Finding Electric Field of a Uniformly Charged Sphere & Plane

[matpo39]

ok i was flying through the homework no prob. then i hit this problem and i got an answer but i don't think its right.

A uniformly charged sphere of radius R and volume charge density \rho_0 is adjacent to a uniformly charged infinite plane of surface charge density \sigma_0. the charge densities are related by
\sigma_0=\frac{\rho_0R}{2}
the center of the sphere is a distance d from the plane. Find two points, one inside the sphere and one outside the sphere where the electric field is oriented away from the plane at a 45 degree angle with respect to the z axis.[note these points are not on the axis] (in the figure the infinite plane lies in the xy plane )
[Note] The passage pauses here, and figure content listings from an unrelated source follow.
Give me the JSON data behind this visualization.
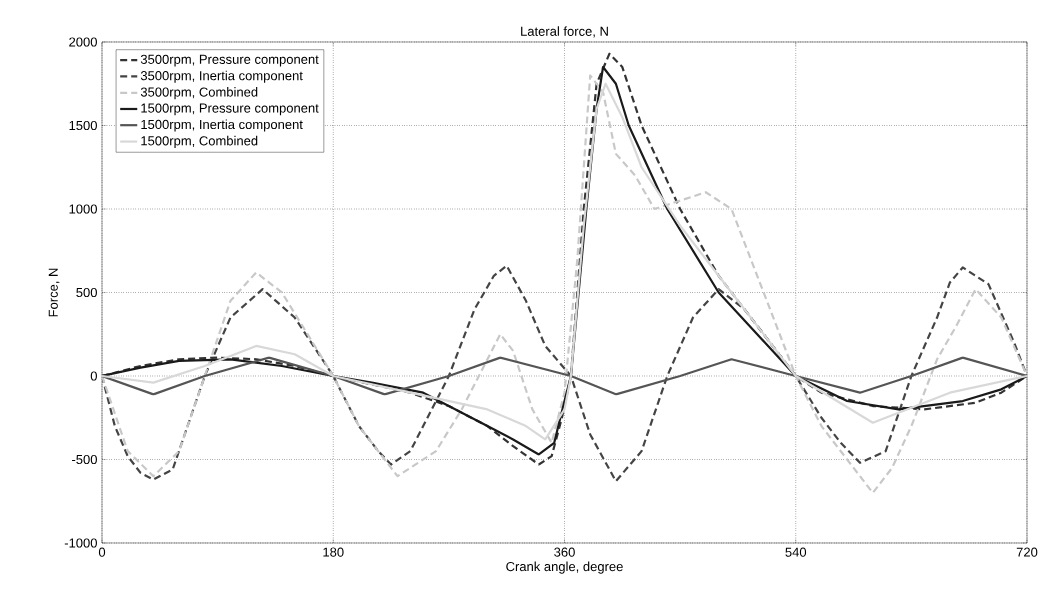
{
  "chart_data": {
    "type": "line",
    "title": "Lateral force, N",
    "xlabel": "Crank angle, degree",
    "ylabel": "Force, N",
    "xlim": [
      0,
      720
    ],
    "xticks": [
      0,
      180,
      360,
      540,
      720
    ],
    "ylim": [
      -1000,
      2000
    ],
    "yticks": [
      -1000,
      -500,
      0,
      500,
      1000,
      1500,
      2000
    ],
    "grid": true,
    "legend": "top left",
    "series": [
      {
        "name": "3500rpm, Pressure component",
        "color": "#333333",
        "line_style": "dashed",
        "x": [
          0,
          30,
          60,
          90,
          120,
          150,
          180,
          210,
          240,
          270,
          300,
          320,
          340,
          350,
          358,
          365,
          375,
          385,
          395,
          405,
          420,
          450,
          480,
          510,
          540,
          560,
          600,
          640,
          680,
          700,
          720
        ],
        "values": [
          0,
          60,
          100,
          110,
          100,
          60,
          0,
          -50,
          -100,
          -180,
          -300,
          -420,
          -530,
          -480,
          -250,
          0,
          1000,
          1750,
          1930,
          1850,
          1500,
          1000,
          600,
          300,
          0,
          -100,
          -180,
          -200,
          -160,
          -100,
          0
        ]
      },
      {
        "name": "3500rpm, Inertia component",
        "color": "#444444",
        "line_style": "dashed",
        "x": [
          0,
          10,
          20,
          30,
          40,
          55,
          80,
          100,
          125,
          150,
          180,
          200,
          215,
          225,
          240,
          270,
          290,
          305,
          315,
          330,
          345,
          365,
          380,
          400,
          420,
          440,
          460,
          480,
          500,
          520,
          540,
          560,
          575,
          590,
          610,
          630,
          650,
          660,
          670,
          690,
          710,
          720
        ],
        "values": [
          0,
          -300,
          -480,
          -580,
          -620,
          -560,
          0,
          350,
          520,
          350,
          0,
          -300,
          -450,
          -530,
          -450,
          0,
          400,
          600,
          660,
          450,
          180,
          0,
          -350,
          -630,
          -450,
          0,
          350,
          520,
          400,
          200,
          0,
          -250,
          -400,
          -520,
          -450,
          0,
          350,
          560,
          650,
          550,
          200,
          0
        ]
      },
      {
        "name": "3500rpm, Combined",
        "color": "#c8c8c8",
        "line_style": "dashed",
        "x": [
          0,
          20,
          40,
          60,
          80,
          100,
          120,
          140,
          160,
          180,
          200,
          230,
          260,
          280,
          300,
          310,
          320,
          335,
          350,
          360,
          370,
          380,
          390,
          400,
          415,
          430,
          450,
          470,
          490,
          510,
          525,
          540,
          560,
          580,
          600,
          615,
          630,
          650,
          665,
          680,
          700,
          720
        ],
        "values": [
          0,
          -450,
          -600,
          -450,
          0,
          450,
          620,
          500,
          250,
          0,
          -300,
          -600,
          -450,
          -200,
          100,
          250,
          150,
          -200,
          -400,
          -100,
          700,
          1800,
          1700,
          1330,
          1200,
          1000,
          1050,
          1100,
          1000,
          600,
          300,
          0,
          -300,
          -500,
          -700,
          -550,
          -300,
          100,
          300,
          520,
          350,
          0
        ]
      },
      {
        "name": "1500rpm, Pressure component",
        "color": "#1a1a1a",
        "line_style": "solid",
        "x": [
          0,
          30,
          60,
          100,
          140,
          180,
          210,
          250,
          300,
          320,
          340,
          352,
          360,
          365,
          377,
          385,
          390,
          400,
          410,
          440,
          480,
          510,
          540,
          580,
          620,
          670,
          700,
          720
        ],
        "values": [
          0,
          50,
          90,
          100,
          60,
          0,
          -40,
          -100,
          -300,
          -380,
          -470,
          -400,
          -150,
          0,
          1000,
          1600,
          1850,
          1750,
          1500,
          1000,
          500,
          250,
          0,
          -150,
          -200,
          -150,
          -80,
          0
        ]
      },
      {
        "name": "1500rpm, Inertia component",
        "color": "#555555",
        "line_style": "solid",
        "x": [
          0,
          40,
          80,
          130,
          180,
          220,
          270,
          310,
          365,
          400,
          450,
          490,
          540,
          590,
          630,
          670,
          720
        ],
        "values": [
          0,
          -110,
          0,
          110,
          0,
          -110,
          0,
          110,
          0,
          -110,
          0,
          100,
          0,
          -100,
          0,
          110,
          0
        ]
      },
      {
        "name": "1500rpm, Combined",
        "color": "#d8d8d8",
        "line_style": "solid",
        "x": [
          0,
          40,
          80,
          120,
          150,
          180,
          240,
          300,
          330,
          345,
          360,
          365,
          375,
          385,
          392,
          405,
          420,
          450,
          490,
          540,
          600,
          660,
          720
        ],
        "values": [
          0,
          -40,
          60,
          180,
          130,
          0,
          -100,
          -200,
          -300,
          -380,
          -200,
          0,
          900,
          1600,
          1750,
          1550,
          1250,
          900,
          500,
          0,
          -280,
          -100,
          0
        ]
      }
    ]
  }
}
well i started this off by finding the electric field inside the sphere

\vec{E_s}=\frac{\rho_0R}{3\epsilon_0}

i then found the charge of the infinite plane via the pill box gaussian surface and came up with
\vec{E_p}=\frac{\sigma_0}{2\epsioln_0}=\frac{\rho_0R}{4\epsilon_0}

\vec{E_s}+\vec{E_p}=\frac{7\rho_0R}{12\epsilon_0}

and breaking to components i got
\frac{7\rho_0R}{12\epsilon_0}(cos45+sin45)

and by a similar approch i got
[\frac{\rho_0R}{\epsilon_0}(\frac{R^2}{3r^2}+\frac{1}{4})](cos45+sin45)

like i said i don't think this is right, so if some one could help me out a bit that would be great

thanks

 

[quasar987]

Mmmh. There's a problem here: you write \vec{E}= \mbox{a scalar}. What are the directions of the E_P and E_S vectors? Write them in cartesian coordinate for a coordinate system centered on the sphere, and find the condition on E_p + E_s to be at 45°.

Oh, and your field equations look wrong. The field inside the sphere is not uniform.